Emperor Akihito of Japan has signalled to his country's citizens that he wants to step down as head of the world's oldest hereditary monarchy.
The 82-year-old said he increasingly feels the burdens of his age. “I am worried that it may become difficult for me to carry out my duties,” he said in a taped message broadcast to the nation on Monday afternoon.
Increasingly frail and stooped, Akihito has survived pneumonia, prostate cancer and heart surgery. Without ever mentioning the word “abdication”, he said he had started to “reflect” on his official role in the days ahead.
Opinion polls show the vast majority of ordinary Japanese sympathise with the emperor’s desire to retire, but such a step would need changes to the law.
The emperor has already scaled back his official duties, a necessity that caused him “stress and anxiety”, said NHK, the nation’s quasi-official broadcaster, in the timorous language reserved for members of the Imperial family.
Abdication is rare in Japan and most expected the nation’s 125th emperor to stay on until he died. Akihito is the inheritor of Japan’s imperial line, supposedly dating back 2,600 years ago to Amaterasu, mythical goddess of the sun.
The emperor said he worried about the impact of his declining health on society, presumably a reference to the drawn-out death of his father, Emperor Hirohito, a quarter of a century ago.
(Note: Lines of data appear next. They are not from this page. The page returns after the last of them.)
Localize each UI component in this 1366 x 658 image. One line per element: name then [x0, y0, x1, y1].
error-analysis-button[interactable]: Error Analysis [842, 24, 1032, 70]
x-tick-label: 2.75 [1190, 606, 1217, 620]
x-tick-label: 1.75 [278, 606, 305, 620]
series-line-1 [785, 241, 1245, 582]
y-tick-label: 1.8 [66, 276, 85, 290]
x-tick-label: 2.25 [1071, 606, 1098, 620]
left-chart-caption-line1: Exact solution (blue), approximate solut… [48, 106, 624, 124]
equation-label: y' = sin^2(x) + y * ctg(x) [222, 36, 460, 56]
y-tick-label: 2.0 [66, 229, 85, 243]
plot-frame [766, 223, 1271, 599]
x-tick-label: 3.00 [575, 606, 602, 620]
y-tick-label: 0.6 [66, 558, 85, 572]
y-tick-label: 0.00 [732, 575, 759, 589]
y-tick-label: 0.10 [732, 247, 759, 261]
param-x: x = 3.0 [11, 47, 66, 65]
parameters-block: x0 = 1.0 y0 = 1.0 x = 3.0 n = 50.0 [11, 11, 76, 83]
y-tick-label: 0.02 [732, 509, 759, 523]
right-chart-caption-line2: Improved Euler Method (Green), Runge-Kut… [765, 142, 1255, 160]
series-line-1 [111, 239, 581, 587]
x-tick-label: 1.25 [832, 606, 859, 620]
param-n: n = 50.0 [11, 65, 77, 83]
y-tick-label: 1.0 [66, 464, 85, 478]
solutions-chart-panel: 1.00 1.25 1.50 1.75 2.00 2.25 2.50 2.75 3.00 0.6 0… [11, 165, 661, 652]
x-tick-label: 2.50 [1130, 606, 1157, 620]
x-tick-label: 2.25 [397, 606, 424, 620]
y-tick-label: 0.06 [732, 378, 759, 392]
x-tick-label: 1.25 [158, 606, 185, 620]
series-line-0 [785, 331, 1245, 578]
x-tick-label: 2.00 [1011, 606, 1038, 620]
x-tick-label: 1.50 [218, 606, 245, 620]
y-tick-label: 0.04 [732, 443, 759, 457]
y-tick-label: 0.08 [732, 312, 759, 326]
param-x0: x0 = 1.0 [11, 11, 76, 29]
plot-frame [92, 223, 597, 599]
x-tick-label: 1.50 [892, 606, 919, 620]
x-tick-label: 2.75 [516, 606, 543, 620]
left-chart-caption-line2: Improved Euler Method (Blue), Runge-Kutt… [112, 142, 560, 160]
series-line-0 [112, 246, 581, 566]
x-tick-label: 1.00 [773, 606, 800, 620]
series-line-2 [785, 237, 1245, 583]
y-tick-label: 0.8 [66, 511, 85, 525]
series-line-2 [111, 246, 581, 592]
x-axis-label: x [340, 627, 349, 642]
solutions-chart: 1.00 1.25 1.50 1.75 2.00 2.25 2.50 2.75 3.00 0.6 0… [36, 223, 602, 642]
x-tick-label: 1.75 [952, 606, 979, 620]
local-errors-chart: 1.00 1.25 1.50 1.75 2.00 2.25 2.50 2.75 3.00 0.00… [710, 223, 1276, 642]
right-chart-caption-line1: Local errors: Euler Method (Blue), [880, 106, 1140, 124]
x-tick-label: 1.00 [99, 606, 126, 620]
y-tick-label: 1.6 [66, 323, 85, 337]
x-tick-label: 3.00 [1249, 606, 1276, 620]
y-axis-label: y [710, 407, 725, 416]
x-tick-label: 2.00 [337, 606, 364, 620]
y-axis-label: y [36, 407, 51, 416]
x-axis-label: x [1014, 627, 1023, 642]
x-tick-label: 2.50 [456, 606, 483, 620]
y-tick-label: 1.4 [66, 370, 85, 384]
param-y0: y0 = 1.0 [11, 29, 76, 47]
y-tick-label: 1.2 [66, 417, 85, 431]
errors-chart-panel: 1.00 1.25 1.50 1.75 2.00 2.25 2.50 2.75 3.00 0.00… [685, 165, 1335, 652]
Japan’s controversial wartime monarch, Hirohito collapsed from intestinal cancer in late 1988, putting the country into a state of suspended grief until he died three months later. The country ground to a halt during his state funeral in February 1989.
Hirohito’s reign coincided with the short, violent cycle of Japan’s modern transformation, from imperialist empire to economic powerhouse. By contrast, Akihito has overseen an era of gentle decline, and unease at Japan’s diminished capacities.
Embraced the job
Having watched his father yanked from his perch as living god by the victorious Americans after the second World War, Akihito has embraced the job of constitutional monarch.
The symbolic moments of this downsized role were caught on camera when he kneeled to comfort homeless victims of the natural disasters that blighted his reign. The sight of the sweating, jacketless monarch at eye level with his subjects surprised older Japanese.
For several years, Akihito has seemed at odds with the political drift of the nation. Liberal and Quaker-educated, he has repeatedly intervened in Japan’s tortured debate on its history, subtly rebuking the right-wing revisionists who ostensibly revere him.
Last year during a ceremony marking the 70th anniversary of Japan's surrender, he expressed "deep remorse" for the war in a message that was contrasted to the more ambiguous statement by Shinzo Abe, the prime minister.
Akihito’s broadcast comes a few weeks after a sweeping electoral victory by Mr Abe, who has pledged to revise the pacifist constitution. China, which overtook Japan as the world’s second largest economy during his era, is rattling sabres on Japan’s borders.
Conservatives around Mr Abe want Japan to take a more active military role and to restore some of the powers taken away from the emperor after the war.
Among the issues that must be navigated by the emperor’s son and presumed successor, Prince Naruhito, is how to steer a course through the forces that swirl around the 2,600-year-old monarchy, and the people who would use it for their own ends.